We are updating our server infrastructure. From September 2014, it will be significantly upgraded to increase the levels of security and remove any single point of failure, so that Lamplight is always available whenever you need it. This page gives a moderately technical description of setup.
Everything is automated
Automated operations are faster and more reliable. You can repeat the same steps over and over without adding any human error along the way. And importantly, the scripts used to provision servers can be audited to ensure configurations are correct.
Server provisioning is scripted, so when we need to add additional servers, or if we needed to re-build the entire stack on new machines, we can get the raw servers up and running in one operation. We use ElasticHosts as our primary server provider and have created and released as Open Source software a utility to set up multiple servers programatically. The main cluster of servers is located near Portsmouth, UK. This is a Tier 3 data centre with ISAE 3402 Type II accreditation
We then use Ansible playbooks to set the raw servers up and install necessary software. We also use Ansible to deploy new versions of Lamplight without any interruptions to service.
What the servers do
There are multiple layers of servers, with at least two in each layer, so that if one has problems the others can take over. Each server is on separate hardware to the others, so if there are hardware problems on one machine, the second won’t be affected. In addition, within our main datacentre, your data is replicated in real time across several machines. So if there are problems or slow-downs with one, the others can take over until the problems are resolved.
As well as having more servers, we’re upgrading their specifications to increase the computing power and store data on encrypted SSD (fast) hard disks.

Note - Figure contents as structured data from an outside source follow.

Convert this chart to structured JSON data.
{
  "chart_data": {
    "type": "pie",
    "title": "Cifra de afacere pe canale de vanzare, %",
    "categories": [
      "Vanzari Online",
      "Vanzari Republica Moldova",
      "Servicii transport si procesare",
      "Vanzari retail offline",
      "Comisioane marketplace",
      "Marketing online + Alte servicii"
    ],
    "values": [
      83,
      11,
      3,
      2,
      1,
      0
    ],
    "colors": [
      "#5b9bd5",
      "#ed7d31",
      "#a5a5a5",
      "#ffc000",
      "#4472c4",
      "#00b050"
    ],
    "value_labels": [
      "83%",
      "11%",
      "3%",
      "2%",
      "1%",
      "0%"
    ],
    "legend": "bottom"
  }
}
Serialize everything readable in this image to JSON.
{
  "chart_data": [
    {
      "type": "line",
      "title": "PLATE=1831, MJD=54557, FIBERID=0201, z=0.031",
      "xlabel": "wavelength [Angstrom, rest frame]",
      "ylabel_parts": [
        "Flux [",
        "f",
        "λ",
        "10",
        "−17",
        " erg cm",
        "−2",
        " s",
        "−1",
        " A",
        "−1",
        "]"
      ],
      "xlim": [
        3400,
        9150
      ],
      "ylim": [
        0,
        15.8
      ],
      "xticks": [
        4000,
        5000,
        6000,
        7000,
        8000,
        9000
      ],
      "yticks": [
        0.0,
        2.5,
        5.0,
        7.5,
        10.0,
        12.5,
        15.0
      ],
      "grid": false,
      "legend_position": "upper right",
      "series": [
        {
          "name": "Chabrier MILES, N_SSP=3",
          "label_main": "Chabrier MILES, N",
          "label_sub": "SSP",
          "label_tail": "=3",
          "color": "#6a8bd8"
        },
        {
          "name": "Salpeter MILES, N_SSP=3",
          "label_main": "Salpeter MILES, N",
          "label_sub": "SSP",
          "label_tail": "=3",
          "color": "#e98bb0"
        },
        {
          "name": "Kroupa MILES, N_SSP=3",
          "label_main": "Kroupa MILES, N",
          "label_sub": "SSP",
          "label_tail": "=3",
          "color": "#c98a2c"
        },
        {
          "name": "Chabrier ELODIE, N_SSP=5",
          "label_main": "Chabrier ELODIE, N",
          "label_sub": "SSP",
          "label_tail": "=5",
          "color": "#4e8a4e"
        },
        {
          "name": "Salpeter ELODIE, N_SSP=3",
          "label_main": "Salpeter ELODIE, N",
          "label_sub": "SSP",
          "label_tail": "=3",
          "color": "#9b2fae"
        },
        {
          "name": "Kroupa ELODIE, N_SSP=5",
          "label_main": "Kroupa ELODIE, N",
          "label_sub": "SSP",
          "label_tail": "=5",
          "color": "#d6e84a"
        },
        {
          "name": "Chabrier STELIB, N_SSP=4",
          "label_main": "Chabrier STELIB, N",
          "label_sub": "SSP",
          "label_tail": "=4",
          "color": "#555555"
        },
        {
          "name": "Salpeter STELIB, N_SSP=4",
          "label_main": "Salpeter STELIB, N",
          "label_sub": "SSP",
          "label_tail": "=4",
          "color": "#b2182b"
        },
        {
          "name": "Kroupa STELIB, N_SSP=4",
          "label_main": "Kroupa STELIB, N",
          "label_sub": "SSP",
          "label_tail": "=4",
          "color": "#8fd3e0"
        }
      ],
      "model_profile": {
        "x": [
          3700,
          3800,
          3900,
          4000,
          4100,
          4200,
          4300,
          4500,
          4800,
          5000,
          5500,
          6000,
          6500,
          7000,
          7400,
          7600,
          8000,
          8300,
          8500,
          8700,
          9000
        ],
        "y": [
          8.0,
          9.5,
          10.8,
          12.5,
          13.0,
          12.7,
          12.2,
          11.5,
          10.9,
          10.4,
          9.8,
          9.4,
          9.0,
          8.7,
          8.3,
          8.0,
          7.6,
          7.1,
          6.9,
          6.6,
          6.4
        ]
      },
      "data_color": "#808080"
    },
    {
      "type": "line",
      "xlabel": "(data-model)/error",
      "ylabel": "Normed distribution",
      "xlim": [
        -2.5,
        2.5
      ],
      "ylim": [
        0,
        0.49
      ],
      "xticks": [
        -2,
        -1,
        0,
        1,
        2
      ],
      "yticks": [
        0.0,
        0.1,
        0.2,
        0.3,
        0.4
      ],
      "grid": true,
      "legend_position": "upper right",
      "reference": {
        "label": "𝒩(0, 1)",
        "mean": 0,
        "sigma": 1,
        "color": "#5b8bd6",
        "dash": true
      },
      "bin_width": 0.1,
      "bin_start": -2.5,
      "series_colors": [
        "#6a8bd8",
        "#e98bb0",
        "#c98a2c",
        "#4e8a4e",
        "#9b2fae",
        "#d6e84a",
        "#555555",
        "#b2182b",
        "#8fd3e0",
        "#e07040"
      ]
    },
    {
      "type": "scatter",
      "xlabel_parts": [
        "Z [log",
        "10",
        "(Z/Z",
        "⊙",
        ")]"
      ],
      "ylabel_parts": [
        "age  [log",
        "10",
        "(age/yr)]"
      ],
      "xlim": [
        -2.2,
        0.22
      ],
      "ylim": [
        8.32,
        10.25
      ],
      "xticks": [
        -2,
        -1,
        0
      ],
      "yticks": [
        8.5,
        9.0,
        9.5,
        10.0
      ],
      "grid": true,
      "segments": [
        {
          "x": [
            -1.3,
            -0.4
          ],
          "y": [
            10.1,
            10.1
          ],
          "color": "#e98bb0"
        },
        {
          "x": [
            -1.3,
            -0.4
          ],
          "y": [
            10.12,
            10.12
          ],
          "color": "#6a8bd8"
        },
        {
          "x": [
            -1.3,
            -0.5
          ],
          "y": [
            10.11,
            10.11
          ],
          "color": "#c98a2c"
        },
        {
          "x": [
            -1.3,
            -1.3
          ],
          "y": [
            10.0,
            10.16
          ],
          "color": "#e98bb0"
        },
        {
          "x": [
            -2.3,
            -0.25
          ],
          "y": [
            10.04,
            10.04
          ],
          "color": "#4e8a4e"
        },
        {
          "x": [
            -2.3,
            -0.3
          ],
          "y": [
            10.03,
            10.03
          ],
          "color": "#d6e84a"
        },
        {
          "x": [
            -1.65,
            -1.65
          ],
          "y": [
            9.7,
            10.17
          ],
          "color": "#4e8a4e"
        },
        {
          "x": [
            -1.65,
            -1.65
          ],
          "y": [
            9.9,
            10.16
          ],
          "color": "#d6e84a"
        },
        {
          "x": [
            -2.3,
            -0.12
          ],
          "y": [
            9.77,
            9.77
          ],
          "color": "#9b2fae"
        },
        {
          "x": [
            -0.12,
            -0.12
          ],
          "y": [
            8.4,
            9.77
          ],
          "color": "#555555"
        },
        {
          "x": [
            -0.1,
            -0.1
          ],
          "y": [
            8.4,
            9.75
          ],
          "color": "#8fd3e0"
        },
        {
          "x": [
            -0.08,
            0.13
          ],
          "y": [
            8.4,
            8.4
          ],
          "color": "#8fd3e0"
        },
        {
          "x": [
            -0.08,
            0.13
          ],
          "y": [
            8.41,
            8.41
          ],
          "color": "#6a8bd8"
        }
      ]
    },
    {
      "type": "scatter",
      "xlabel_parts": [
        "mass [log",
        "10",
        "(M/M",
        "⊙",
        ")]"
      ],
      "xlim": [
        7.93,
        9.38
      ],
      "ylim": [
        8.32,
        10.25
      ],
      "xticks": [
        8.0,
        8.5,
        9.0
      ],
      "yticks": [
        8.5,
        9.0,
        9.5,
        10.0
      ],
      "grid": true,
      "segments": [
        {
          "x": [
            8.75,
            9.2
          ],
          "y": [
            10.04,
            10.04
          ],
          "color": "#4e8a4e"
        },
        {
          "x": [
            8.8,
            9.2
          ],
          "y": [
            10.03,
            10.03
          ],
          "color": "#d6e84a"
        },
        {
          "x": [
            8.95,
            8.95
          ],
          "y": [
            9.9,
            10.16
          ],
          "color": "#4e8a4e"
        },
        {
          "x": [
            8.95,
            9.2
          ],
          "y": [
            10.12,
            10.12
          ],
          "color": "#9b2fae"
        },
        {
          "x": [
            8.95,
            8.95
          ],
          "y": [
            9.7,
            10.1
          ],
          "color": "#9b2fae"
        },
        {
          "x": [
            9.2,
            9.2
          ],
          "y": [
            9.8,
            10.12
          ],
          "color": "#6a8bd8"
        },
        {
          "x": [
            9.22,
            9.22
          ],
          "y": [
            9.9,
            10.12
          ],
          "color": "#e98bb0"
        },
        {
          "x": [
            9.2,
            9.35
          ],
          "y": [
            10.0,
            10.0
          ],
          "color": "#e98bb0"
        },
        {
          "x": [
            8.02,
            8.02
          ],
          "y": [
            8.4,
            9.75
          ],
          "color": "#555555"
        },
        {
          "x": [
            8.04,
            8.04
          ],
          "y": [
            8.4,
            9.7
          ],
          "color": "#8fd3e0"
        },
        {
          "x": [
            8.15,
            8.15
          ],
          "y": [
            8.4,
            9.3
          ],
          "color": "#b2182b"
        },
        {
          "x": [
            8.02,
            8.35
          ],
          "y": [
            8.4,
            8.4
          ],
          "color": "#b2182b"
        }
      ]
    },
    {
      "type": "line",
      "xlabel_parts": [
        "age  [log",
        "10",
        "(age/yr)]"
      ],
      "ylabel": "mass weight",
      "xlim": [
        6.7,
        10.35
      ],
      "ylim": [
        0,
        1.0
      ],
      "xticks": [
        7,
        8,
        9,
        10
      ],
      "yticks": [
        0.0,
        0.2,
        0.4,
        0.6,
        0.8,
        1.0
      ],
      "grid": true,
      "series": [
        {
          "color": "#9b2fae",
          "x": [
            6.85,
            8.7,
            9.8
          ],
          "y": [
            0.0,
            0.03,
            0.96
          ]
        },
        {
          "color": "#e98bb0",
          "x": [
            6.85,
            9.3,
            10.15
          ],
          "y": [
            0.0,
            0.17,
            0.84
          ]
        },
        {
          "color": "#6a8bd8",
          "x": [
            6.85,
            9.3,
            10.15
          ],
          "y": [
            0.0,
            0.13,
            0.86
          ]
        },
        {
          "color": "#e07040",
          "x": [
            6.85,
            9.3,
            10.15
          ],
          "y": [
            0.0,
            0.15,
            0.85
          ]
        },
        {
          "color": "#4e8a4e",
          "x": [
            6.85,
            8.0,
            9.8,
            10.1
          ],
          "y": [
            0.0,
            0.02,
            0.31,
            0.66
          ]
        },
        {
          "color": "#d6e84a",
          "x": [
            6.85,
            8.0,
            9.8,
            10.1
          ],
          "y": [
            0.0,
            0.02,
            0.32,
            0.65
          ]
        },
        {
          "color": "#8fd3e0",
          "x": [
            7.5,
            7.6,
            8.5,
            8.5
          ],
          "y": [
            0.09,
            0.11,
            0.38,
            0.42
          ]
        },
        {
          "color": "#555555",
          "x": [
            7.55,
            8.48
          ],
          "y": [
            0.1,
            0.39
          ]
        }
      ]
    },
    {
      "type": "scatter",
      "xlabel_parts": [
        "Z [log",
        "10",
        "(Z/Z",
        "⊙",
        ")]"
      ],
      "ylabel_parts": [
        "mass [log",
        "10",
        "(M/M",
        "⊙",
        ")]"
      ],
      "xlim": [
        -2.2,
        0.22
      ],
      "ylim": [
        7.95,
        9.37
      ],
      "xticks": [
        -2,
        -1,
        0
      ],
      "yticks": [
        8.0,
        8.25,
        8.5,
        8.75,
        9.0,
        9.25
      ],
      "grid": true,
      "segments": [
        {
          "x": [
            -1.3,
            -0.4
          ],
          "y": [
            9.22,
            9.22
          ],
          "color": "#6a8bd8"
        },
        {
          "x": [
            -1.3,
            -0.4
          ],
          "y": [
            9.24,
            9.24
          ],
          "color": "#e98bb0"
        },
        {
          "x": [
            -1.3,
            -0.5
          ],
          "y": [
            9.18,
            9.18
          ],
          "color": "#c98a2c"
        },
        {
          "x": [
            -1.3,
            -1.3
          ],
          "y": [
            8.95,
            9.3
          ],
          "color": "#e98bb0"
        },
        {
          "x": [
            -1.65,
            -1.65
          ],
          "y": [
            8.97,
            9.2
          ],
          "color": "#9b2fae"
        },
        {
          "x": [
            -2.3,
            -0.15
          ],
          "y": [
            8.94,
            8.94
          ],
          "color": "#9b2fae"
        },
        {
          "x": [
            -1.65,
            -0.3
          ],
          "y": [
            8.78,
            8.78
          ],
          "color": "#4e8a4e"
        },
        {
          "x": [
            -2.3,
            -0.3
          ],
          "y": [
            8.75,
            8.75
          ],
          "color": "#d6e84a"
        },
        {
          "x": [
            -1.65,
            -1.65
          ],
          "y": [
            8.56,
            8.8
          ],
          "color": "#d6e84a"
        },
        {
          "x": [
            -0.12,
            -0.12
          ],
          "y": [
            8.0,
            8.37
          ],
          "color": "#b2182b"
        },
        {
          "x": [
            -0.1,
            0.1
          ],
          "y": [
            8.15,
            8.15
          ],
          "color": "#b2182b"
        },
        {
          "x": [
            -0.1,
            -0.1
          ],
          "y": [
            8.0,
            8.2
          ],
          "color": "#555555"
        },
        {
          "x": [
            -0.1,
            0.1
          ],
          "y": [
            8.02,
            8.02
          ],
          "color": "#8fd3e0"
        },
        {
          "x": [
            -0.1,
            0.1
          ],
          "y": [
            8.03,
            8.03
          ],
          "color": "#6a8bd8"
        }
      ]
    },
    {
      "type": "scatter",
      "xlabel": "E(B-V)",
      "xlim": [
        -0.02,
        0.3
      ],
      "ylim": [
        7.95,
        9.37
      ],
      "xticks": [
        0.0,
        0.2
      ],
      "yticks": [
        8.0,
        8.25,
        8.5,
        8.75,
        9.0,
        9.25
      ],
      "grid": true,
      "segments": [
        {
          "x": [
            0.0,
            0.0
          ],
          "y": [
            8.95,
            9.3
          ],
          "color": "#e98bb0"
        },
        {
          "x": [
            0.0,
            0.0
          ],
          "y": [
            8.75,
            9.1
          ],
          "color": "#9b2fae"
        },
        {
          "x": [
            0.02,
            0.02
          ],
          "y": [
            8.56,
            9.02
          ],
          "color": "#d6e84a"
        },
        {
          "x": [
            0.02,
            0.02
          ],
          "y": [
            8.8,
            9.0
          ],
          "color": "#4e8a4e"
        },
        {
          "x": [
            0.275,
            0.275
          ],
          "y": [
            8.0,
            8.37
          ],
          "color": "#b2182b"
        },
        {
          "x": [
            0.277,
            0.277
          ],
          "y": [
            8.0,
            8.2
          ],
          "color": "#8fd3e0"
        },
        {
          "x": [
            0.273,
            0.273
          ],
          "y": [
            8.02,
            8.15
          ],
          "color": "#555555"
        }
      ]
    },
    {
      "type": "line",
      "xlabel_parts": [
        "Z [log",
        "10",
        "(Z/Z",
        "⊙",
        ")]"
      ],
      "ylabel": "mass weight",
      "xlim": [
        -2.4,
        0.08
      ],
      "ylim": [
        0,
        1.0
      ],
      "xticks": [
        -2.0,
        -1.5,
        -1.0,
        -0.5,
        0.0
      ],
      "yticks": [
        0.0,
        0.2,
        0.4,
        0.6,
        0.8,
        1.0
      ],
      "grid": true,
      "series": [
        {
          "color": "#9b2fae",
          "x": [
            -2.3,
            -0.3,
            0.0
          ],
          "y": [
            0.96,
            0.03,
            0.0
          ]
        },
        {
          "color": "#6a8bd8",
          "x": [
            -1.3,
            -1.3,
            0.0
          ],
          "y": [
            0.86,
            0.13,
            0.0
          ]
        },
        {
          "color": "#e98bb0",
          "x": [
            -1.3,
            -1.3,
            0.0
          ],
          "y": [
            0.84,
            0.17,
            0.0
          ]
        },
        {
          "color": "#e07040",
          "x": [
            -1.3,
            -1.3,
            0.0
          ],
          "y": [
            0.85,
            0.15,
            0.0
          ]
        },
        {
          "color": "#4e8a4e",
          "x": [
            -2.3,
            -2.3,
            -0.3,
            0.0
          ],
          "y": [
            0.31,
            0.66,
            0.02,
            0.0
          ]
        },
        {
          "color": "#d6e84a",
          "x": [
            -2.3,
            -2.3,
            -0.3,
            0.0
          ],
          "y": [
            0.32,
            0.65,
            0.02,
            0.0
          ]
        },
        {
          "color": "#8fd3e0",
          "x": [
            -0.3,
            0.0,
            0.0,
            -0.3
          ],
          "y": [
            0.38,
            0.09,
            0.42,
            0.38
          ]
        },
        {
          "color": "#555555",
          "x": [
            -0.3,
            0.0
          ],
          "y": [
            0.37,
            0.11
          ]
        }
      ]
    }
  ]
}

Separate provider, separate site
We also run an off-site replica of the main system using a different server provider, Linode, at a different UK data centre. This server continuously receives data updates from the main data centre. In the event that our main datacentre went down (ie all servers in the centre became unavailable due to network problems, fire, meteorite strike…), this off-site system would function as a read-only system with fully up-to-date data, meaning that you could continue to access your data while the primary system is restored. It also means that if some disaster befell ElasticHosts (we’re not quite sure what this would be, but still) we can continue to operate seamlessly.
Finally, this off-site replica servers as a backup source, so we can take off-site system snapshots for backup purposes, without affecting the main service.
All data on the off-site system is encrypted.
We use a server monitoring system that continuously checks on the health and security of all the servers, and notifies us if there are any problems.